A Rococo stule is complex and appeals primarily to the passions. Gothic architecture is pretty "rococo" in this sense. Wagnerian opera is, I think, musically rococo. A soap opera is dramatically rococo.
The following system of aesthetic classification comes from a French philosopher whose name I unfortunately forget. He was quoted by Charles Hartshorne in his Creative Synthesis.
This system regards beauty as a balance between excesses. Like the one in my previous note, it is two-dimensional. So we have beauty in the middle and variations on it arrayed around it. The dimensions are from chaotic to monotonous and from complex/profound to simple/superifical:
Hopelessly Monotonous Magnificent Neat Commonplace Hopelessly
Sublime Beautiful Pretty Hopelessly
Tragic Ugly Ridiculous Hopelessly Chaotic
This system illustrates why I apologized beforehand for my own terms in the Nietzschean matrix.

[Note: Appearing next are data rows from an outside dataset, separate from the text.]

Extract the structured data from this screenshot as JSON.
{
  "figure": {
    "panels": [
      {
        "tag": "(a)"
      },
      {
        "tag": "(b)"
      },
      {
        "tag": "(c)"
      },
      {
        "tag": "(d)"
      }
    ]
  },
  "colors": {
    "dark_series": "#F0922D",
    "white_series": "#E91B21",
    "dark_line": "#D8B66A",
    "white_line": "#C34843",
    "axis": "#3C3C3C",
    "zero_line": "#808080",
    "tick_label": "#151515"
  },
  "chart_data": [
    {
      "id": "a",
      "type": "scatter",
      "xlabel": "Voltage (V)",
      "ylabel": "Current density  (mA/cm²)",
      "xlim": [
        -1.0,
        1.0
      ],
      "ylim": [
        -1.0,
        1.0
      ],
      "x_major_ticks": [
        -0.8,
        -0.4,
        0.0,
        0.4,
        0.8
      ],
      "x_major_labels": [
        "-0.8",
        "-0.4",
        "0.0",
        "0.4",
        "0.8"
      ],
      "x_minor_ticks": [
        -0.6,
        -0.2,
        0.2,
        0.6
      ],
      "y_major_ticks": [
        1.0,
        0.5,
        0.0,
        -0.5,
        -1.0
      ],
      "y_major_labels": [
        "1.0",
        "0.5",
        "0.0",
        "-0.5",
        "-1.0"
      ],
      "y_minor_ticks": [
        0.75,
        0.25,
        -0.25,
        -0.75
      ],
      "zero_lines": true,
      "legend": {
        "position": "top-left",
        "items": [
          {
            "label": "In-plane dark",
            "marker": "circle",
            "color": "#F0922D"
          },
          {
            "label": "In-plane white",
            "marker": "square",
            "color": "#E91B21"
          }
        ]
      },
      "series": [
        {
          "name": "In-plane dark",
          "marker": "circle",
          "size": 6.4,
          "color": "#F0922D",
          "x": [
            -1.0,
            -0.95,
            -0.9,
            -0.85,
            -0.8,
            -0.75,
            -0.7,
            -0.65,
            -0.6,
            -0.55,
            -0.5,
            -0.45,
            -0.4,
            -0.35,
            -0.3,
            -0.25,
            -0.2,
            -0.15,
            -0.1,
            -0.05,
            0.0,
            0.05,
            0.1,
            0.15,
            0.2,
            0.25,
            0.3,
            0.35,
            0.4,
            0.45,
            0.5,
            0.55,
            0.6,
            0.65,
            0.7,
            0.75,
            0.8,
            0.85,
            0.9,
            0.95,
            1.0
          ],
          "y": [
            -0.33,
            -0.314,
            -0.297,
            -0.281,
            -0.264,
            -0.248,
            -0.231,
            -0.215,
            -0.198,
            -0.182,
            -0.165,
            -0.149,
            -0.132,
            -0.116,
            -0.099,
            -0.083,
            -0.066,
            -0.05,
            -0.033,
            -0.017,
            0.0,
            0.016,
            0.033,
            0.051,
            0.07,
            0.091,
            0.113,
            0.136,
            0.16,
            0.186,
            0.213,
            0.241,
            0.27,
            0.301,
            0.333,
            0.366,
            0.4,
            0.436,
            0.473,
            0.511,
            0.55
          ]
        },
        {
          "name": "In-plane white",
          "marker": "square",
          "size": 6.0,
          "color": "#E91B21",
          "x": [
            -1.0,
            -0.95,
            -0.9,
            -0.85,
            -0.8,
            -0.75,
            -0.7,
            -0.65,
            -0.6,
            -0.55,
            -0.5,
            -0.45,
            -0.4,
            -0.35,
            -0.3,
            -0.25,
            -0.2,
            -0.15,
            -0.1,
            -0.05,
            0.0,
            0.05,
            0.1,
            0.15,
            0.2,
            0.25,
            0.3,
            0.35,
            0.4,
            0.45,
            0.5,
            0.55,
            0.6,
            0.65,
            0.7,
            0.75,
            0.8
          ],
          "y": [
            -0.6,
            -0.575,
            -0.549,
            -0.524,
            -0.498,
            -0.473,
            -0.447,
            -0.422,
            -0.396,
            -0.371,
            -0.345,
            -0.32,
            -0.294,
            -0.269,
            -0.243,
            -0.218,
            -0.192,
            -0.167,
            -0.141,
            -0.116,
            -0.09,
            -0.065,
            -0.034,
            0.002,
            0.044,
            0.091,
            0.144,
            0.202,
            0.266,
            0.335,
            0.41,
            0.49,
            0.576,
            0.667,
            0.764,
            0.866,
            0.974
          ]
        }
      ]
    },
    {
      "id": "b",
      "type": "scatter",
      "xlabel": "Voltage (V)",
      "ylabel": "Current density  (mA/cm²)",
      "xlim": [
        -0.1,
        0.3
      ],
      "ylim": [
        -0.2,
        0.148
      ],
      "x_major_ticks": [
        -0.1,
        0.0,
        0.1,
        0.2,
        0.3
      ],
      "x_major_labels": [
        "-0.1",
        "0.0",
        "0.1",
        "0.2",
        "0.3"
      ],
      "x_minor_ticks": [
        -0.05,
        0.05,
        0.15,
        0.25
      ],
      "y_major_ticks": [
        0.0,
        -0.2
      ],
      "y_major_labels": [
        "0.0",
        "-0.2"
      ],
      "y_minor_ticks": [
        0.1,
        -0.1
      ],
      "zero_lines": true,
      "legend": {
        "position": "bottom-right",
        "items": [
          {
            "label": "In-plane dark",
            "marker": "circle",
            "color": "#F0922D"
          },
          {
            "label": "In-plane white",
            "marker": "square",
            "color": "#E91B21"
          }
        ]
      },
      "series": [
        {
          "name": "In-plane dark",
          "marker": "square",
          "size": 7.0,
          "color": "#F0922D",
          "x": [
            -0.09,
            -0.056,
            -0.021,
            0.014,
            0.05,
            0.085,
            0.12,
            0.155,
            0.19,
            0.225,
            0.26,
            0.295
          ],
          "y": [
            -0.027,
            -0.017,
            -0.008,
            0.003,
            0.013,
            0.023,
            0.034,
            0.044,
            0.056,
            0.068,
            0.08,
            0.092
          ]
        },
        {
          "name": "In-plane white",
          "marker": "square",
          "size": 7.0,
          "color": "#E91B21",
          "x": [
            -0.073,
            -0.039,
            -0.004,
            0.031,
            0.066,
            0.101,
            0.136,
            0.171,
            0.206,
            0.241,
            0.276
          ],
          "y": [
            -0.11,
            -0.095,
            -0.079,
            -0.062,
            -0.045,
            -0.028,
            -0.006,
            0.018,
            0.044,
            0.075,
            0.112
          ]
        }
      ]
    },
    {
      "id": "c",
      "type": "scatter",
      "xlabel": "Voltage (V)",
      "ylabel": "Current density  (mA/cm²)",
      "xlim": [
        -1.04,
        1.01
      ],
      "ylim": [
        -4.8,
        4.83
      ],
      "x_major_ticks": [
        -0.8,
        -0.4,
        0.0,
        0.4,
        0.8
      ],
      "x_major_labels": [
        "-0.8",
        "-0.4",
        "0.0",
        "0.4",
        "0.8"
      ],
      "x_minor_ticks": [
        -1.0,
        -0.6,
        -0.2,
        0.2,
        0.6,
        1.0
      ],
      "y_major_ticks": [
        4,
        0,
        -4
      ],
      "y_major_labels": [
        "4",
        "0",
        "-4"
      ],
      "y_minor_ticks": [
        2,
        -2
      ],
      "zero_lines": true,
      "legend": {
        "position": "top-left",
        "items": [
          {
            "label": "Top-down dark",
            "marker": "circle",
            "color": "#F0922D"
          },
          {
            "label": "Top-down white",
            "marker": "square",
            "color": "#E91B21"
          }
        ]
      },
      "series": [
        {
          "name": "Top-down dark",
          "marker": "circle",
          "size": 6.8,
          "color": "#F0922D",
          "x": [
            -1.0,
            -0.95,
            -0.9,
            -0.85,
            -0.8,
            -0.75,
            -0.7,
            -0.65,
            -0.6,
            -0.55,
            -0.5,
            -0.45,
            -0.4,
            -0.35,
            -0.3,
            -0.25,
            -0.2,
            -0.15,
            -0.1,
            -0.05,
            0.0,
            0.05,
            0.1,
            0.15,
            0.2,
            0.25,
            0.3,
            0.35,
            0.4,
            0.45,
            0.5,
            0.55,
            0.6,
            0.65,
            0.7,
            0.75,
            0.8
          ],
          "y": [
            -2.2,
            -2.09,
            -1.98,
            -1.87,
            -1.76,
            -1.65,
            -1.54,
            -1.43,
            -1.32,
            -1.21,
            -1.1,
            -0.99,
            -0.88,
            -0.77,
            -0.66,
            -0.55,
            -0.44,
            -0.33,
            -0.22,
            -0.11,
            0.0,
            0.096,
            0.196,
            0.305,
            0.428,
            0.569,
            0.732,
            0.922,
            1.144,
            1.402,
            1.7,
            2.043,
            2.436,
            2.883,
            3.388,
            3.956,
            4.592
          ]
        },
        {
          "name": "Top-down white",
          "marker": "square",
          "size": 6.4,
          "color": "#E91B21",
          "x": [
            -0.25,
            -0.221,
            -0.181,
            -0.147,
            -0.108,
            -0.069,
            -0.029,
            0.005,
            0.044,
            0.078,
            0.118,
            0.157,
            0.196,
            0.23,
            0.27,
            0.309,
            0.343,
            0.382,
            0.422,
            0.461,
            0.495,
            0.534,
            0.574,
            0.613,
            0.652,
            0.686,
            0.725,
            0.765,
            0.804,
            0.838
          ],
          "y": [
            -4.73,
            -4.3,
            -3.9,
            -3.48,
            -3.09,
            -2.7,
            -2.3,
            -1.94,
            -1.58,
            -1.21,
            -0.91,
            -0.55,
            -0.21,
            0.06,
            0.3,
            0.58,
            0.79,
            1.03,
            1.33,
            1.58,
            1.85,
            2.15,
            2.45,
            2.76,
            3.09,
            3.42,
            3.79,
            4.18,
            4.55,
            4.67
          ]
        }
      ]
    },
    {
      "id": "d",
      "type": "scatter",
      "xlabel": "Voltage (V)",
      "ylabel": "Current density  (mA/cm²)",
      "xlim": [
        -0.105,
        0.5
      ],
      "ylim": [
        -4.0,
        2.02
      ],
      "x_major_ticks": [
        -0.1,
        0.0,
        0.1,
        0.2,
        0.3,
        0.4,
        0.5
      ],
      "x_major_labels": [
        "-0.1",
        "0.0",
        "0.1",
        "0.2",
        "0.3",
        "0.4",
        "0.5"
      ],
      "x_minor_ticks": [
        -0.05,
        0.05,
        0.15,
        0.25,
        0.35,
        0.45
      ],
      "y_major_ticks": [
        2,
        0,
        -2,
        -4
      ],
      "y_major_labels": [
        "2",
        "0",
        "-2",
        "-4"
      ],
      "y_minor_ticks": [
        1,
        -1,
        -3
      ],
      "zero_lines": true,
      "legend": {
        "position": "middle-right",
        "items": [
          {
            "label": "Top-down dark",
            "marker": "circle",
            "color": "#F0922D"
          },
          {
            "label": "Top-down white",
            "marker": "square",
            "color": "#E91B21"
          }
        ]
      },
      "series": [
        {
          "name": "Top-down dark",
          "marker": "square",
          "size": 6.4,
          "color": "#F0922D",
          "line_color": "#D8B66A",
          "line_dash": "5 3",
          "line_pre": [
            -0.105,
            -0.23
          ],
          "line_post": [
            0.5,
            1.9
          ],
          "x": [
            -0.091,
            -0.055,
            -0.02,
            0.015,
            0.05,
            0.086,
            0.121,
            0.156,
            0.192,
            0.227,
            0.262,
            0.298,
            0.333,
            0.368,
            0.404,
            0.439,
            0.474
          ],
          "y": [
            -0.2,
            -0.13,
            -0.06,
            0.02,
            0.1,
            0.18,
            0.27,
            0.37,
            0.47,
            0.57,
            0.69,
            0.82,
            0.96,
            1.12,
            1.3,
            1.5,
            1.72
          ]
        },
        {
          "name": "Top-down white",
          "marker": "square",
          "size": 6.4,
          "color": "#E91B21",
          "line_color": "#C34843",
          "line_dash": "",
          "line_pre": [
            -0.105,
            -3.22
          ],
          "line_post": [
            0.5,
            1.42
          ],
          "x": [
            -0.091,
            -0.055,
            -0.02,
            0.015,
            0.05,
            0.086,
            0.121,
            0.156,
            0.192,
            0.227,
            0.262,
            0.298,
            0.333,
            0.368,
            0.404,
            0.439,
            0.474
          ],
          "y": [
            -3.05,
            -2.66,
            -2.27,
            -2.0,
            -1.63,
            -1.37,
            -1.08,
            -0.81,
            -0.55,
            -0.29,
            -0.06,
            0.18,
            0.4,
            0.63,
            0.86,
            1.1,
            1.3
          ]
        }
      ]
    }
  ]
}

I just don't find that these labels, as I understand them, fit well on the axes, as I understand them. Why, especially, should something both chaotic and profound be "tragic"? However, others may find this system meaningful. Personally, I prefer to take the axes and try to fit more satisfying adjectives into the 3x3 grid.
The third system I'll present here comes from The Mind of the Maker, a book by Dorothy L. Sayers, the detective story author and creator of Lord Peter Wimsey. The Mind of the Maker puts forth an entire esthetic philosophy and goes on to tie in with theology. I will only pursue the esthetic side here.
Sayers identifies three aspects to the creative act, which she terms "Idea," "Energy," and "Power."
The Idea is the theme, the guiding principle of the creative act and the thing that the act tries to communicate, the creative ability regarded as having something to say.
The Energy is talent or technique, the creative ability regarded as the capacity for saying something well.
The Power is the response that the work draws from the audience, including its own creator, the creative ability regarded as judging and recognizing the right thing to say.
If a work is deficient in Idea, it tends to be shapeless and rambling. It may be full of much entertaining incident, but you wish it would get to the point. It's problem, of course, is that it hasn't got a point to get to.
If the Idea is the only feature of the work which is strong, it is more a diagram than a work. It is the sort of thing editors send back with the remark, "There is a good story here, but you need to work it out."
Working it out is the domain of the Energy. If a work is deficient of Energy, there are flaws in the execution. Bad spelling and grammar in a book. Errors of perspective in a painting. Not to mention more profound errors like flat characterization or bad balance of composition. Errors of energy are the kind of errors that art classes can teach you to avoid.
If the Energy is strong and the other two are weak, you have a slick piece of virtuosity with no heart, nothing to say except "See how clever I am." Yes, it is clever, but it is not wise. The computer industry is rather plagued by this kind of artistic imbalance. Ever hear of a good solution looking for a problem?
Defect of Power is the most fatal of all. It means the artist has no taste. The Energy mechanically proceeds according to the Idea, but there is no feedback, the artist is not watching how the work comes out, or he would notice the stumbling lack of rhythm in the sentences, the unintentional humor in the position of that figure, the hackneyed sound to that passage.
If the Power alone is strong, you get nothing but a gust of emotion, an ill-executed babble or squiggle or squawk that may "harp the salt tear from your eye" but only if you forgive its semi-literate syntax and the fact that it is saying nothing sensible.